Obuchi surprised many political observers last month when he chose Nishimura as one of two parliamentary vice ministers at Japan's Defense Agency. The post has not been regarded as high profile, but it was expected to play a pivotal role during the next Diet because of recent changes in parliamentary rules that will require ministers, rather than career bureaucrats, to answer policy questions on the floor of the legislature.

Nishimura is a member of the Liberal Party, the smallest of the three parties allied behind Obuchi to control Japan's lower house. Analysts said his appointment as the Defense Agency's legislative advocate was significant because he has been such a vocal hawk on military matters throughout his political career.

In May 1997, he strained relations between Tokyo and Beijing by traveling to the Senkaku islands in the East China Sea to plant a Japanese flag. In doing so, he became the first member of the national legislature to set foot on the islands, which are claimed by Japan, China and Taiwan.

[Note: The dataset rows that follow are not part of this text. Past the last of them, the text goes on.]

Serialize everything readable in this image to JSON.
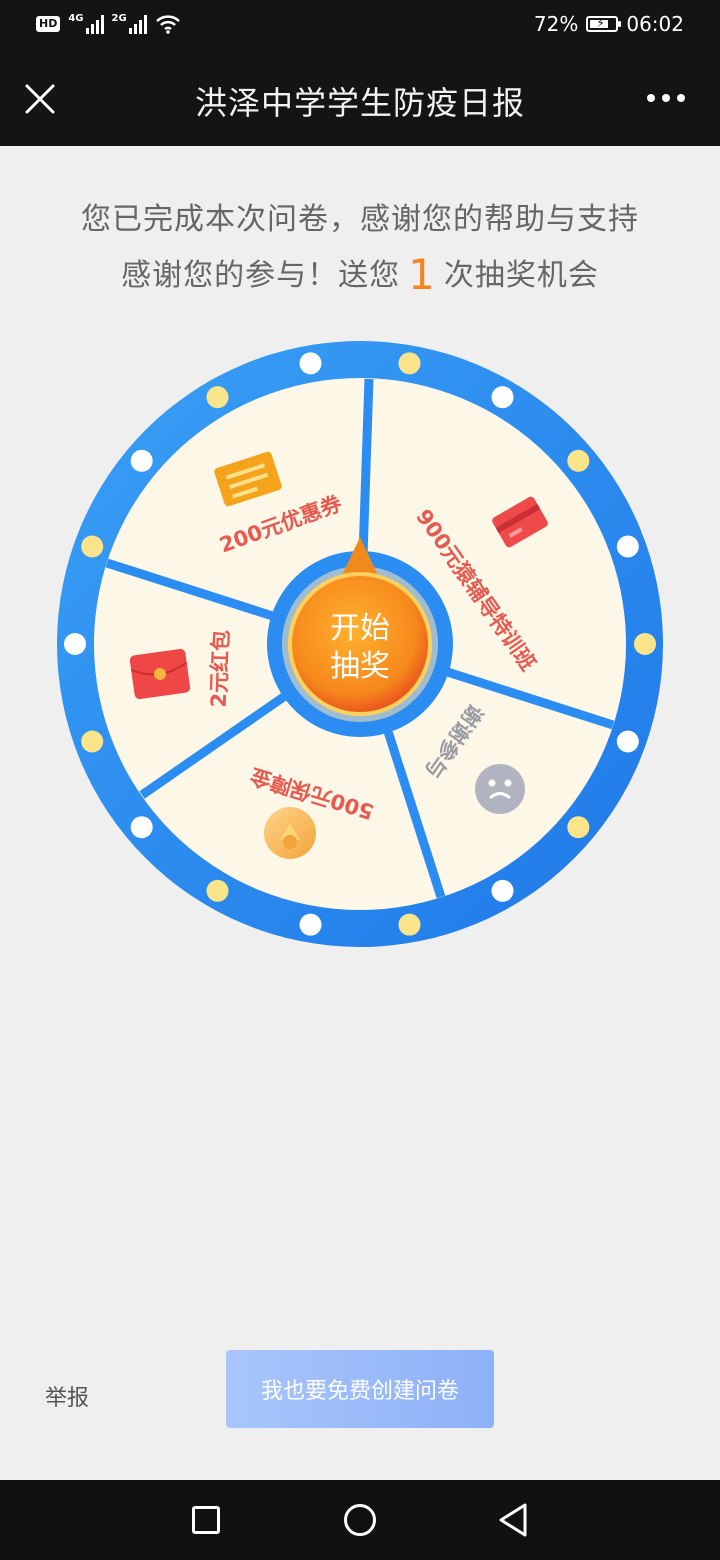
{
  "status_bar": {
    "hd": "HD",
    "sim1_label": "4G",
    "sim2_label": "2G",
    "battery_percent": "72%",
    "battery_level": 0.72,
    "time": "06:02"
  },
  "nav": {
    "title": "洪泽中学学生防疫日报",
    "close_icon": "close-icon",
    "more_icon": "more-dots-icon"
  },
  "message": {
    "line1": "您已完成本次问卷，感谢您的帮助与支持",
    "line2_prefix": "感谢您的参与！送您",
    "chance_count": "1",
    "line2_suffix": "次抽奖机会"
  },
  "wheel": {
    "start_label_line1": "开始",
    "start_label_line2": "抽奖",
    "colors": {
      "ring": "#2b8cf2",
      "segment": "#fdf7e8",
      "center": "#f08a1c",
      "prize_text": "#e85a4f"
    },
    "prizes": [
      {
        "label": "900元猿辅导特训班",
        "icon": "bank-card-icon"
      },
      {
        "label": "谢谢参与",
        "icon": "smiley-icon"
      },
      {
        "label": "500元保障金",
        "icon": "gold-coin-icon"
      },
      {
        "label": "2元红包",
        "icon": "red-envelope-icon"
      },
      {
        "label": "200元优惠券",
        "icon": "coupon-icon"
      }
    ]
  },
  "footer": {
    "report": "举报",
    "create_button": "我也要免费创建问卷"
  }
}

The interview was not the first time Nishimura has argued Japan should join the nuclear club. As recently as Aug. 2, in an interview with The Washington Post, he stated: "Japan must be like NATO countries. We must have the military power and the legal authority to act on it. We ought to have aircraft carriers, long-range missiles, long-range bombers. We should even have the atomic bomb."

But the interview that appeared Tuesday sparked controversy because of Nishimura's repeated use of the rape analogy and because most colleagues had expected that, as vice minister, Nishimura would keep his views on the nuclear issue to himself.

Japan's 1947 constitution, drafted almost entirely by Americans during the occupation after World War II, renounces war as a means of resolving international conflict. And Japan has taken that pacifist stance even further by adopting three "nonnuclear principles." They state that, as a matter of official policy, Japan will not possess, produce or transport nuclear weapons.

Special correspondent Shigehiko Togo contributed to this report.